À 10 kilomètres au nord-ouest, dans la vallée de la Crueize, se trouve le château de la Baume (propriété de M. Mayran, sénateur de l’Aveyron), qui a longtemps commandé sur l’Aubrac. Il appartient à divers âges. La tour du nord, aux mâchicoulis remarquables, date de la fin du xiv, et la façade du xvii.

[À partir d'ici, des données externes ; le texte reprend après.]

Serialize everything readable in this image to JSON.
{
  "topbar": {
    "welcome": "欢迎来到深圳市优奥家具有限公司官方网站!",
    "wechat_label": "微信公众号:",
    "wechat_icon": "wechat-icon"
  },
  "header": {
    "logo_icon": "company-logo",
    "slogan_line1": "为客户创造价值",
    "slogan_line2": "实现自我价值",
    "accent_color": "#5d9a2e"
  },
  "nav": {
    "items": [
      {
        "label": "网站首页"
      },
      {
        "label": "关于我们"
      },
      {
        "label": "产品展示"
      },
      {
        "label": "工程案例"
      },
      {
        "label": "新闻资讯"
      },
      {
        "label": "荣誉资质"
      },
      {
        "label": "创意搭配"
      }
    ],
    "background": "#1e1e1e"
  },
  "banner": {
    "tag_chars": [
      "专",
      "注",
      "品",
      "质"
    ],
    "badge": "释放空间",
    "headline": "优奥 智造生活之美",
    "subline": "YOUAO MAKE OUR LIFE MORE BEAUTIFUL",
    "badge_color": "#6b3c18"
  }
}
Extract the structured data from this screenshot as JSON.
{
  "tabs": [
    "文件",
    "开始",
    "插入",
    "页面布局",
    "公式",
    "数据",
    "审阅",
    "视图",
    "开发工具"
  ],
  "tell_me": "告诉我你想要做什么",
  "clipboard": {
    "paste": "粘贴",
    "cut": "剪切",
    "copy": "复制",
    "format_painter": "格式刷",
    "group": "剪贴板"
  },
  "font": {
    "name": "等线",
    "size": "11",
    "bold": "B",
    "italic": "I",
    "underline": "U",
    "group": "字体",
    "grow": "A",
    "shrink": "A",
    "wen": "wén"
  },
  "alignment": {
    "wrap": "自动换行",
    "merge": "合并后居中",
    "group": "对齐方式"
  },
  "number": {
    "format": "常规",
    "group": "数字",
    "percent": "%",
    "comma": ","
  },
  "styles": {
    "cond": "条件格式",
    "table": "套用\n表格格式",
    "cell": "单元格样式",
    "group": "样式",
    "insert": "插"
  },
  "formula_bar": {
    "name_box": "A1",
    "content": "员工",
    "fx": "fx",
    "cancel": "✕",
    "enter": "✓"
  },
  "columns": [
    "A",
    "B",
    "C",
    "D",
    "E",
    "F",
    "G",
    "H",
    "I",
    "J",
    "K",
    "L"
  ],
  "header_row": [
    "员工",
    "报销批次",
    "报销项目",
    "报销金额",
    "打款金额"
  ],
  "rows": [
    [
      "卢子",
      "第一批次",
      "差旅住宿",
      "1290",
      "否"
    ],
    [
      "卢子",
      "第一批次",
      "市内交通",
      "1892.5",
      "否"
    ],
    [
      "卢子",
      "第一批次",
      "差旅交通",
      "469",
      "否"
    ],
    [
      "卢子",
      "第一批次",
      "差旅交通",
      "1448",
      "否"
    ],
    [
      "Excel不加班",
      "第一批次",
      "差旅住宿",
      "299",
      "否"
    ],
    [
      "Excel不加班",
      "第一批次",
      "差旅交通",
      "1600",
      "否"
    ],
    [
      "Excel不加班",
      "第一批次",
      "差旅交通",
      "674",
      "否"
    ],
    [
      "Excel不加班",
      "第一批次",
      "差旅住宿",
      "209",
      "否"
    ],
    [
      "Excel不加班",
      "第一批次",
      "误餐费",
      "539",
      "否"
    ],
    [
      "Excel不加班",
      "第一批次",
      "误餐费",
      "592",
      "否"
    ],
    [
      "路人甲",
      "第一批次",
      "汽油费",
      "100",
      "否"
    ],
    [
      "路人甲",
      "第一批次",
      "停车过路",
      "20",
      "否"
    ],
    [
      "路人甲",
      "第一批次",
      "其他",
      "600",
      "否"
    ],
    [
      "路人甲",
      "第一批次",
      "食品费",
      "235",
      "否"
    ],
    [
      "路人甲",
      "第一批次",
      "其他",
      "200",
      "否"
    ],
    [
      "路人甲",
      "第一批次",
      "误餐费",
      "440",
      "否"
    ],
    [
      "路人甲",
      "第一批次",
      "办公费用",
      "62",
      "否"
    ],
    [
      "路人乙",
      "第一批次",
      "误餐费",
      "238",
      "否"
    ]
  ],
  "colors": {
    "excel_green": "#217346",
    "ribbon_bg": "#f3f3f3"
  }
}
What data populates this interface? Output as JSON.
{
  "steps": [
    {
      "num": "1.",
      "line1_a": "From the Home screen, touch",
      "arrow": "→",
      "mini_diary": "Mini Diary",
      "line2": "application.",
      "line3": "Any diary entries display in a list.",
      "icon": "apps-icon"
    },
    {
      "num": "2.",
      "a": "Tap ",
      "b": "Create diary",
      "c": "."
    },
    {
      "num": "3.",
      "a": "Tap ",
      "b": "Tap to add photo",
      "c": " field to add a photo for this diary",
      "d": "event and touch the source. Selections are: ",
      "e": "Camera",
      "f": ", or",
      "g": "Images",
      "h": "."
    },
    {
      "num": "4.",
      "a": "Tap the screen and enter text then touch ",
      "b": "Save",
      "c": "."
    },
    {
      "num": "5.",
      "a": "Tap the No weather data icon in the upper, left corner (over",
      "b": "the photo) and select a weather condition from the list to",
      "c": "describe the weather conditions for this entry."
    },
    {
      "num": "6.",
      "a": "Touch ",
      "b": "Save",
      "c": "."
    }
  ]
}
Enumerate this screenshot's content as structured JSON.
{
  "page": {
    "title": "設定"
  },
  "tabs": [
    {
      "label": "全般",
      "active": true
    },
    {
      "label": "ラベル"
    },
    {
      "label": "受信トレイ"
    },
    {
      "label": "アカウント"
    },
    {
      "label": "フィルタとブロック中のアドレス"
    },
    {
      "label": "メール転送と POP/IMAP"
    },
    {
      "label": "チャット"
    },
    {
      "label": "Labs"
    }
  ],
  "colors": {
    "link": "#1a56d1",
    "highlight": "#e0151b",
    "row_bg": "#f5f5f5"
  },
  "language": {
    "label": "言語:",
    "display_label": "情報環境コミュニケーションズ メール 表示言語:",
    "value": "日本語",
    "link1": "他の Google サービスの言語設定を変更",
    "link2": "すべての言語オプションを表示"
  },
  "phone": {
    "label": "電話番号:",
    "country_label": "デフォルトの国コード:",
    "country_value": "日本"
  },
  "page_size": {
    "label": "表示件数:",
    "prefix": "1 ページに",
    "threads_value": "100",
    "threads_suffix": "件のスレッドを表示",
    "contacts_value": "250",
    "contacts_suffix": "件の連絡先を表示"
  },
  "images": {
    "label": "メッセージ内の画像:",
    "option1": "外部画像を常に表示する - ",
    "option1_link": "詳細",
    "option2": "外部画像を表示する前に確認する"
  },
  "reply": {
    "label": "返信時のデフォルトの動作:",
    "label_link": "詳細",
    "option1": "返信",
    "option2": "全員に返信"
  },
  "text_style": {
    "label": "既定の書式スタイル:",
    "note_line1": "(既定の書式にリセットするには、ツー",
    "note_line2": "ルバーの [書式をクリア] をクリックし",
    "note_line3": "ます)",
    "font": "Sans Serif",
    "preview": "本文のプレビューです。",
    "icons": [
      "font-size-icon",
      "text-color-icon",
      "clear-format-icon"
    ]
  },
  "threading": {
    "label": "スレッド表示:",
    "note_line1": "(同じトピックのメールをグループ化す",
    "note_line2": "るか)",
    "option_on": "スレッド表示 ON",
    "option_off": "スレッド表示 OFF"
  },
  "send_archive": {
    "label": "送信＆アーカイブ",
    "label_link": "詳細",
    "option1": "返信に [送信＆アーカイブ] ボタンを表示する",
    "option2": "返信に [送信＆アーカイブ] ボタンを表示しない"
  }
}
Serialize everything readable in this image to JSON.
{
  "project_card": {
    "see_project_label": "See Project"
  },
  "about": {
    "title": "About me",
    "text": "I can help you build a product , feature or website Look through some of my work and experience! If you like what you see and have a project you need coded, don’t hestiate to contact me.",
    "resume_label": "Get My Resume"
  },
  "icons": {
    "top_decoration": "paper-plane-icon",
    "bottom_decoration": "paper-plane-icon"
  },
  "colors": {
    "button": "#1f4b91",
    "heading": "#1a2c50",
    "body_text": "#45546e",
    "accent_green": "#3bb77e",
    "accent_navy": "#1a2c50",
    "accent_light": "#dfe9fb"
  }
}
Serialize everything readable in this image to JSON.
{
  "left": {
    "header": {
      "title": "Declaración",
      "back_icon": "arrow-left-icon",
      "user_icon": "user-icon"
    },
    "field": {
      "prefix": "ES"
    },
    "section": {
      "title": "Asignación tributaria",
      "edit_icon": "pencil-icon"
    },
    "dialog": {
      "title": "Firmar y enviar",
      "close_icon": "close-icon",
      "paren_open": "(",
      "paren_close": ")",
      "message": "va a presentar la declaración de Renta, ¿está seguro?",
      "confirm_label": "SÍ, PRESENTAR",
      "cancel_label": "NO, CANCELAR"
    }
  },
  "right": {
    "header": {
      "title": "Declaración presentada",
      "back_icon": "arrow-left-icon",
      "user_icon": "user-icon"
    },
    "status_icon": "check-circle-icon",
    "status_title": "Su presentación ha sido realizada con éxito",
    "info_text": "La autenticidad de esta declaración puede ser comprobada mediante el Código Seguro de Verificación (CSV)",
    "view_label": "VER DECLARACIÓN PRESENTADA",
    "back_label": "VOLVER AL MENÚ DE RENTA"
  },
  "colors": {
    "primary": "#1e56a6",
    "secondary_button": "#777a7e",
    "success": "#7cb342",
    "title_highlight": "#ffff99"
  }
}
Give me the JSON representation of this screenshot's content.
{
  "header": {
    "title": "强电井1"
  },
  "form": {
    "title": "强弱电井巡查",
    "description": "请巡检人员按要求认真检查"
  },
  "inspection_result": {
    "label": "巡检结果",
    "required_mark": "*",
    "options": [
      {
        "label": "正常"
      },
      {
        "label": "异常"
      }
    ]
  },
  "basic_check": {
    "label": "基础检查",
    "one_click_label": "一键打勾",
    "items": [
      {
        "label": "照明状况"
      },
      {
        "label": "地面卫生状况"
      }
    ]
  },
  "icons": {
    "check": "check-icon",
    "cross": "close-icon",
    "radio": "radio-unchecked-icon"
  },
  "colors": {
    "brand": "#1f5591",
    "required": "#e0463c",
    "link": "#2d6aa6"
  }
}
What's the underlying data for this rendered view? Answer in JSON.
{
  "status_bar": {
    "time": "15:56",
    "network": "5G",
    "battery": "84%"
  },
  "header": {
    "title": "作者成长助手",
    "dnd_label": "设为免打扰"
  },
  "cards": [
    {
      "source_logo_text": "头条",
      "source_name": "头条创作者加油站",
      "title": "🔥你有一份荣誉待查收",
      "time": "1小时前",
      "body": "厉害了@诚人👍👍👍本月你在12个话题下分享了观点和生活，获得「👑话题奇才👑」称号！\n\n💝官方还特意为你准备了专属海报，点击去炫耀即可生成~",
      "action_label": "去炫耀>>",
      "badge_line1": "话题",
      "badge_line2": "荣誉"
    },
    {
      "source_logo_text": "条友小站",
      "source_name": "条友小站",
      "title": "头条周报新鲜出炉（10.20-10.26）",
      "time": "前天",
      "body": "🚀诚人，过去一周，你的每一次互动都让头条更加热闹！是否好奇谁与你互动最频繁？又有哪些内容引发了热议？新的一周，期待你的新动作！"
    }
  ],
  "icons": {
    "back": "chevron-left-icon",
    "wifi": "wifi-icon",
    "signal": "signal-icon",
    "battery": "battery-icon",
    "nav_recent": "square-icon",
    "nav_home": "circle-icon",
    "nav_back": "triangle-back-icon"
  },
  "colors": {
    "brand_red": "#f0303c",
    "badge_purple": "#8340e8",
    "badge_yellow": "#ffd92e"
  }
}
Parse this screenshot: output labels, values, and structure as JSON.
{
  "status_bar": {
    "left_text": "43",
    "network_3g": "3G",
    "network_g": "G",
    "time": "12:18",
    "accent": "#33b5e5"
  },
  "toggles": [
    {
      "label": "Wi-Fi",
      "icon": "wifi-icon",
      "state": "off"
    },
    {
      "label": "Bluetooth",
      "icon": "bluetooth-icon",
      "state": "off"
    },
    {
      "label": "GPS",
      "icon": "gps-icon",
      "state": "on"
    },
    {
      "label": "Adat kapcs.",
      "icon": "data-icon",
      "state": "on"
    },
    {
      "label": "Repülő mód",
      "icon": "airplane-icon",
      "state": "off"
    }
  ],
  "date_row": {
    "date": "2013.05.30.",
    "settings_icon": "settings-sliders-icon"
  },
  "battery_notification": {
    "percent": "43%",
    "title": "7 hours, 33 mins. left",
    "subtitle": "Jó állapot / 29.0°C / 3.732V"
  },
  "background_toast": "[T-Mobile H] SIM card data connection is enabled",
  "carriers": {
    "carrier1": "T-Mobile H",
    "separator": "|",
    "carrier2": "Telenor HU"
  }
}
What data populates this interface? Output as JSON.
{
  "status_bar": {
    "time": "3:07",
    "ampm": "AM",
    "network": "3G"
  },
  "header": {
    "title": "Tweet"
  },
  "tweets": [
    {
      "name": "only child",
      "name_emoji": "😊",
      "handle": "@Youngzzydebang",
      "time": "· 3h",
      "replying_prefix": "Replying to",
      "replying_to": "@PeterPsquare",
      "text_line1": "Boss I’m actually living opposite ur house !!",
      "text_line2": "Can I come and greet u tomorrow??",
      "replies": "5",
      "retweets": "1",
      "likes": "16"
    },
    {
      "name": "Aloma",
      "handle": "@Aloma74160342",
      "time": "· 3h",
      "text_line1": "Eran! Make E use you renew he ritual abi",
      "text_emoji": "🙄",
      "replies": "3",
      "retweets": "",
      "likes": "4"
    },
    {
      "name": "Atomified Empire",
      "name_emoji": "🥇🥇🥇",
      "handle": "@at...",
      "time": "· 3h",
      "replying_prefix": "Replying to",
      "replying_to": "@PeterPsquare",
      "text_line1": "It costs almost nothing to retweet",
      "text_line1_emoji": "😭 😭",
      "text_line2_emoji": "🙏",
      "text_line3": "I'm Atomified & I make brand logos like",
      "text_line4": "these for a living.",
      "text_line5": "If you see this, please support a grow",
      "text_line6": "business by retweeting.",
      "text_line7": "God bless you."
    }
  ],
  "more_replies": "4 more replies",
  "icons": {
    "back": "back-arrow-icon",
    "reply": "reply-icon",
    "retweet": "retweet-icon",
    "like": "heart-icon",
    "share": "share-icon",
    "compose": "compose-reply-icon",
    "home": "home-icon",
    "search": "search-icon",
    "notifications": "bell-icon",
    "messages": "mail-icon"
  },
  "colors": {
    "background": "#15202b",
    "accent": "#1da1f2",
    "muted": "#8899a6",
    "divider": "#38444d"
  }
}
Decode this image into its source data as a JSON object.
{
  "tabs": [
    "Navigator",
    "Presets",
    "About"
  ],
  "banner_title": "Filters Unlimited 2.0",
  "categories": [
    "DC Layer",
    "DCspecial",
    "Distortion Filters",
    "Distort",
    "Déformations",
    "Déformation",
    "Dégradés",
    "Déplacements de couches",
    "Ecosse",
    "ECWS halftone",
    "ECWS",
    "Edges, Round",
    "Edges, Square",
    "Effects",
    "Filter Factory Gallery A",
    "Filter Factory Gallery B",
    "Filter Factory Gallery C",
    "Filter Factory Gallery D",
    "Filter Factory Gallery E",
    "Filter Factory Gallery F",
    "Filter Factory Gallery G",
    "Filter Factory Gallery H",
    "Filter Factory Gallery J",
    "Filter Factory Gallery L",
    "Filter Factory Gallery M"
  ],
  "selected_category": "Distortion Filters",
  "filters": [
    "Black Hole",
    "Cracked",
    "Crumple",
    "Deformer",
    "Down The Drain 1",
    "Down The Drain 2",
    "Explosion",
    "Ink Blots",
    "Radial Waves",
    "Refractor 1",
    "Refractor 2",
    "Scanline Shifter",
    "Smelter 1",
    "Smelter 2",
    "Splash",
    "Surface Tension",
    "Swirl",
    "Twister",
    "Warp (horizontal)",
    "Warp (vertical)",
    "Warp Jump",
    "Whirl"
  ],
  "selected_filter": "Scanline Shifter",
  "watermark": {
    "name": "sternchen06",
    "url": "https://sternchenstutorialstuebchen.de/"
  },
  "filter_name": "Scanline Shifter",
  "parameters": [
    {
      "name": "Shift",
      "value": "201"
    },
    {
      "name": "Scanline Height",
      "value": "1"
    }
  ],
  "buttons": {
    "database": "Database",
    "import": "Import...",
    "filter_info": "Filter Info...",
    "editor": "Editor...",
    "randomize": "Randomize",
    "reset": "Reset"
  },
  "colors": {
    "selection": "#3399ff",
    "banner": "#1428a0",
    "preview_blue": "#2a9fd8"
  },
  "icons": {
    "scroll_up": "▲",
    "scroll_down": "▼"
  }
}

Une mémoire a effacé dans la Baume celle de ses terribles barons ou des rois d’Aragon et de leurs fiefs de l’Aubrac : c’est le nom d’Angélique de Scoraille, qui, avant de recevoir de Louis XIV le titre de duchesse de Fontanges, a habité ce sombre château, peuplé de ses souvenirs. Bien que beaucoup aient disparu en 1793, il reste encore d’elle, dans sa chambre, un grand portrait, qui doit être une copie, malgré ce qu’en dit la tradition. Un faste de mauvais goût règne dans ces nombreuses salles boisées, couvertes de lourdes sculptures ou de peintures mythologiques.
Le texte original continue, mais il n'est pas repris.